[1] Montaigne evidently refers to the Roman theatre situated between the Castello San Pietro and the river. Its destruction began early, as it is described as ruined in a decree of King Berengarius dated 895. Much of it remained up to the sixteenth century.

[2] Coryat, who saw it in 1608, describes it as greatly ruined and put to base uses. Much of the marble had been taken away to other buildings; but the damage was being repaired by the Veronese noblemen, who had already spent sixty-six thousand crowns over the restoration. To build it in England, he estimates, would cost two million pounds.

[3] Modern measurements are 502 feet by 401, and 98 feet high.

[4] Madonna di Campagna, one of the finest works of Sammicheli.

[5] Palladio had died a short time before Montaigne’s visit, i.e. August 19, 1580. Vicenza was at this time at the height of its beauty, all the noteworthy buildings, except the Teatro Olimpico, having been completed.

[6] The fairs of Vicenza were amongst the largest in Italy, and were instituted in the thirteenth century. During their continuance all the shops in the city had to be closed. Fairs were held up to the middle of the present century.

[7] The founder was the chief magistrate of the city, and is said to have been moved to religious enthusiasm by reading the life of S. Mary of Egypt. Montaigne is wrong in giving 1367 as the date of the foundation of the order; it was the year of Colombini’s death. The members of the order were originally laymen, and chiefly occupied in preparing drugs. Urban V. placed them under the Augustinian rule. In 1606 they were allowed to be ordained, and in 1660 were suppressed by Clement IX.

[8] It is singular that Montaigne makes no mention of the University. Italy was then the great school of fencing, as he notices in the Essais, ii. 27.

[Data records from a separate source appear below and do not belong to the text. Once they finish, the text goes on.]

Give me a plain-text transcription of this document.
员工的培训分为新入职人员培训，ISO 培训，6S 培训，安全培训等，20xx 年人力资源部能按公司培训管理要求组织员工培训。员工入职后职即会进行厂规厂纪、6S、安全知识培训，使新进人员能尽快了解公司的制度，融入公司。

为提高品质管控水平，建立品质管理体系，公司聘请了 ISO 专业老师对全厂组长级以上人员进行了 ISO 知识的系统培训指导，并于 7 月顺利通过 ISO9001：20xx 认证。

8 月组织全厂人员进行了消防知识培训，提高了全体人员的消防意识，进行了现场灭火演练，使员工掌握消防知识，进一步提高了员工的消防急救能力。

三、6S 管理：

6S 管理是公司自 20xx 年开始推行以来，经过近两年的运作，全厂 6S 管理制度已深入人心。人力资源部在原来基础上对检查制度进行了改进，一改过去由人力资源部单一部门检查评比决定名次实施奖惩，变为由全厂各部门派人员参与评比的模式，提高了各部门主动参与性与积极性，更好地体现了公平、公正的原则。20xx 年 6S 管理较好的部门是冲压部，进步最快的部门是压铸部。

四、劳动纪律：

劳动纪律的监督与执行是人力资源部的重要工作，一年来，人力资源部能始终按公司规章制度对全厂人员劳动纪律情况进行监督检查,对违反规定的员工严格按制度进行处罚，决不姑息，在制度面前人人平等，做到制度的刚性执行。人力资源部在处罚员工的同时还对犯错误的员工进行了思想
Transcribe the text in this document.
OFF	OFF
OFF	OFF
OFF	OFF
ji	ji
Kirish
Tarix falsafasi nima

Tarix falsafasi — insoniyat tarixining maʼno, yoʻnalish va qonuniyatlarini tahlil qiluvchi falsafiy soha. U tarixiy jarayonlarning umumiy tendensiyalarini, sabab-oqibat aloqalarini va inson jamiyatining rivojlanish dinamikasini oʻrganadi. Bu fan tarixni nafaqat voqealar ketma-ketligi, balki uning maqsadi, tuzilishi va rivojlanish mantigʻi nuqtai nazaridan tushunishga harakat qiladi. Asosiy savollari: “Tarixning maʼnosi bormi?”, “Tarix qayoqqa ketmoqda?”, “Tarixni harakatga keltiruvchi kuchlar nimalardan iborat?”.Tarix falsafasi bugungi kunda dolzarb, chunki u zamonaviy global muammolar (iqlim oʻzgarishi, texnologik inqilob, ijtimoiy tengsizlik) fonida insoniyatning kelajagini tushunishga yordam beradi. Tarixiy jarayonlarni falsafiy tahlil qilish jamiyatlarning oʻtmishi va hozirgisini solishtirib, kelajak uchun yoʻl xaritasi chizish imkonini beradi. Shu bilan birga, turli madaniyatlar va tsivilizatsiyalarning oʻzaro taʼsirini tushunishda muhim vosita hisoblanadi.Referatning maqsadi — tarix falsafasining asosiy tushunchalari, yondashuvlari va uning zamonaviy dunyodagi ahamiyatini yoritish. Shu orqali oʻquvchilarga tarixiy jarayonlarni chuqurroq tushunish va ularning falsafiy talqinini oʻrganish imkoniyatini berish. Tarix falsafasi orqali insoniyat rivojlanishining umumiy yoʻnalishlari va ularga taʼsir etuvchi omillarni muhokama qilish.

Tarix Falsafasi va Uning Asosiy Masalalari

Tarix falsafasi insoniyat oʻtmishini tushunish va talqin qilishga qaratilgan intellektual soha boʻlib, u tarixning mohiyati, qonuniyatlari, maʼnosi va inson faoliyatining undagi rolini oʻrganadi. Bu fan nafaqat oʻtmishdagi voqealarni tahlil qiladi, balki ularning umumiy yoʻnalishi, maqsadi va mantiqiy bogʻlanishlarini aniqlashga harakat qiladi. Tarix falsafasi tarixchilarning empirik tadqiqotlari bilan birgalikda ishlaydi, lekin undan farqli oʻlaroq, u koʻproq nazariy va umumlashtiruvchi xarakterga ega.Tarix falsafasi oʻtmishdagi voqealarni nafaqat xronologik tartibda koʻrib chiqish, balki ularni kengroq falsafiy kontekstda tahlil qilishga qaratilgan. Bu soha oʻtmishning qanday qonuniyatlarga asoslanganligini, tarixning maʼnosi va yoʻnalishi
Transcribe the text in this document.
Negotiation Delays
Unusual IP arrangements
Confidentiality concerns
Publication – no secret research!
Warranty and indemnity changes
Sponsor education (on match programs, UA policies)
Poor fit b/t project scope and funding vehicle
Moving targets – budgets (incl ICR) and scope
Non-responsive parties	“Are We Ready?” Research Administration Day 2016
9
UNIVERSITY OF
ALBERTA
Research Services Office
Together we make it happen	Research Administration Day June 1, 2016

[9] Coryat notices this bust, and gives the inscription written by Paolo Giovio: “Petri Bembi Cardinalis imaginem Hieronymus Quirinus Ismerii filius in publico ponendam curavit: ut cujus ingenii monumenta æterna sint, ejus corporis quoque memoria ne a posteris desideretur. Vixit annos 76, M. 7, D. 29. Obiit 15 Calend. Februarii anno 1547.” Writing of the other tombs Coryat says: “Amongst others in the Cloyster I observed one that made me even lament, the monument of a certaine English Nobleman, namely, Edward Courtney, Earle of Devonshire, who was buried here in the time of Queen Mary; he died there in his youth, and was the sonne of Henry, Earle of Devonshire and Marquesse of Exceter, who was beheaded in the time of King Henry the Eighth. This Edward Courtney was afterward restored by Queen Mary. Truely it strooke great compassion and remorse in me to see an Englishman so ignobly buried, for his body lieth in a poore woodden Coffin placed upon another faire monument, having neither epitaph nor any other thing to preserve it from oblivion, so that I could not have knowne it for an Englishman’s Coffen, except an English gentleman, Mr. George Rooke, had told me of it.”—Crudities (1776), vol. i. p. 176.

[10] Coryat says: “He is represented according to his olde age: for his face is made very leane and shaved.” The inscription under it, “Ve T. Livius Liviæ I. F. Quartæl. Halys concordialis Patavi sibi et suis omnibus,” has probably no reference to Livy at all. It was discovered in 1363 near the church of San Giustina and removed to the Sala della Ragione. This is the one which Montaigne mistakes for Livy’s epitaph. Another inscription records the gift of Livy’s arm-bone to Alfonso the Magnanimous in 1450. Coryat mentions a second statue of Livy, made of freestone, and says that this was the effigy brought, together with an inscription underneath, “from Saint Gustinae’s Church.” The monument at the end of the hall was erected in 1547.